The couple had been speaking the previous day in Belfast, where abortion is legal only when there is a threat to the life of a woman, or a risk of a permanent or long-term adverse effect on her physical or mental wellbeing.

“I was thinking about all the women who may be pregnant at the moment and will hear some of the stuff we’re talking about and be terrified, and I hate to add to that, but forewarned is forearmed. It’s very important that they know in advance, that – Jesus Christ – if anything happens, they’ve got to be prepared. They’ve got to have a plan. They’ve got to have an escape plan. It was humiliating to have to acknowledge that to my British wife about Ireland.”

Later in the morning, Graham and Helen Linehan spoke to an assembled crowd in the theatre’s bar area, alongside Irish Times journalist Róisín Ingle, and Amnesty Ireland’s executive director Colm O’Gorman.

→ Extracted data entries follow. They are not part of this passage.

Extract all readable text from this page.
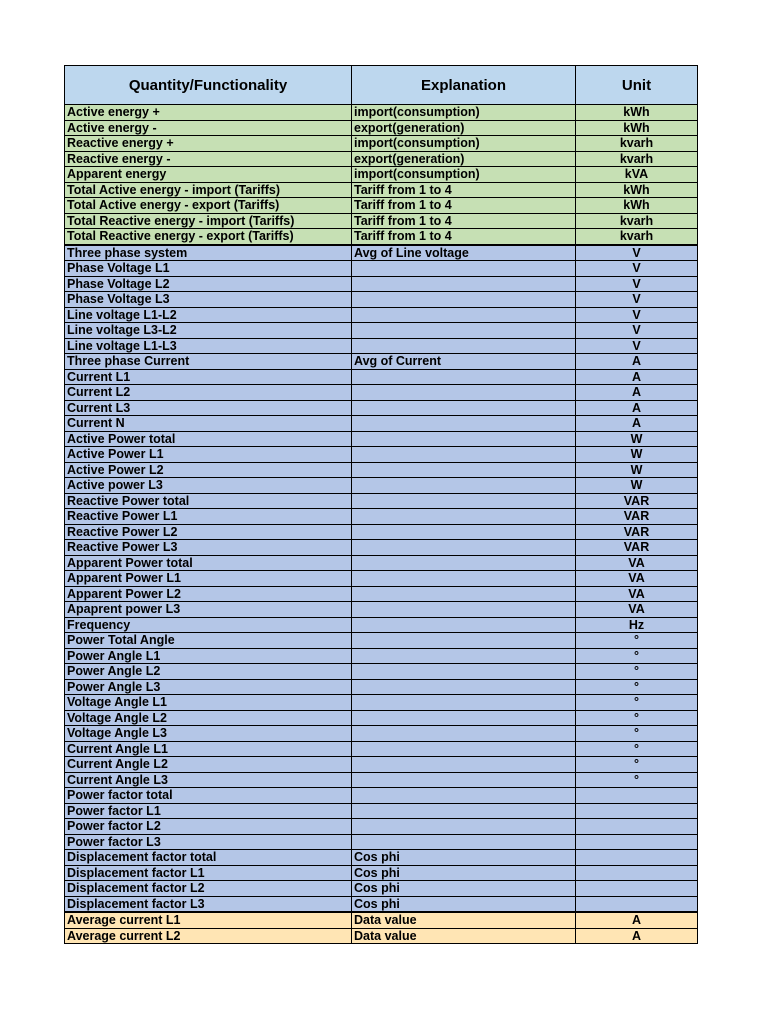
Quantity/Functionality	Explanation	Unit
Active energy +	import(consumption)	kWh
Active energy -	export(generation)	kWh
Reactive energy +	import(consumption)	kvarh
Reactive energy -	export(generation)	kvarh
Apparent energy	import(consumption)	kVA
Total Active energy - import (Tariffs)	Tariff from 1 to 4	kWh
Total Active energy - export (Tariffs)	Tariff from 1 to 4	kWh
Total Reactive energy - import (Tariffs)	Tariff from 1 to 4	kvarh
Total Reactive energy - export (Tariffs)	Tariff from 1 to 4	kvarh
Three phase system	Avg of Line voltage	V
Phase Voltage L1		V
Phase Voltage L2		V
Phase Voltage L3		V
Line voltage L1-L2		V
Line voltage L3-L2		V
Line voltage L1-L3		V
Three phase Current	Avg of Current	A
Current L1		A
Current L2		A
Current L3		A
Current N		A
Active Power total		W
Active Power L1		W
Active Power L2		W
Active power L3		W
Reactive Power total		VAR
Reactive Power L1		VAR
Reactive Power L2		VAR
Reactive Power L3		VAR
Apparent Power total		VA
Apparent Power L1		VA
Apparent Power L2		VA
Apaprent power L3		VA
Frequency		Hz
Power Total Angle		°
Power Angle L1		°
Power Angle L2		°
Power Angle L3		°
Voltage Angle L1		°
Voltage Angle L2		°
Voltage Angle L3		°
Current Angle L1		°
Current Angle L2		°
Current Angle L3		°
Power factor total		
Power factor L1		
Power factor L2		
Power factor L3		
Displacement factor total	Cos phi	
Displacement factor L1	Cos phi	
Displacement factor L2	Cos phi	
Displacement factor L3	Cos phi	
Average current L1	Data value	A
Average current L2	Data value	A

The Linehans make for unlikely campaigners, but it’s the normality of their story contrasting with extraordinary laws that has made an impact.

Elsewhere, other artists are joining the Artists’ Campaign to Repeal the Eighth Amendment featuring the likes of Sebastian Barry, John Banville, Gabriel Byrne, Jennifer Johnston, Marian Keyes, Pauline McLynn, and hundreds of other Irish people across film, television, literature, theatre, visual arts and music.

“The thing is, abortion will always be needed. It will always be something that is needed. Ireland is just turning a blind eye to it,” Helen says.

Her husband says that, while he celebrated the recent marriage-equality referendum, he thought the feelings that came with it of Ireland being a modern country aren’t true, until laws surrounding women’s reproductive rights are addressed.

“This is the last link in that chain that leads back to Savita [Halappanavar], and the symphysiotomies, the Magdalene Laundries, the X Case, all these things. We won’t be free of it.

“There’s going to be another one. Another thing will happen. And people say ‘oh it’ll take three years at least to change’. Well, in three years, there will be another Savita. And the politicians who are refusing to engage with this issue now will have caused that. It will be their fault.”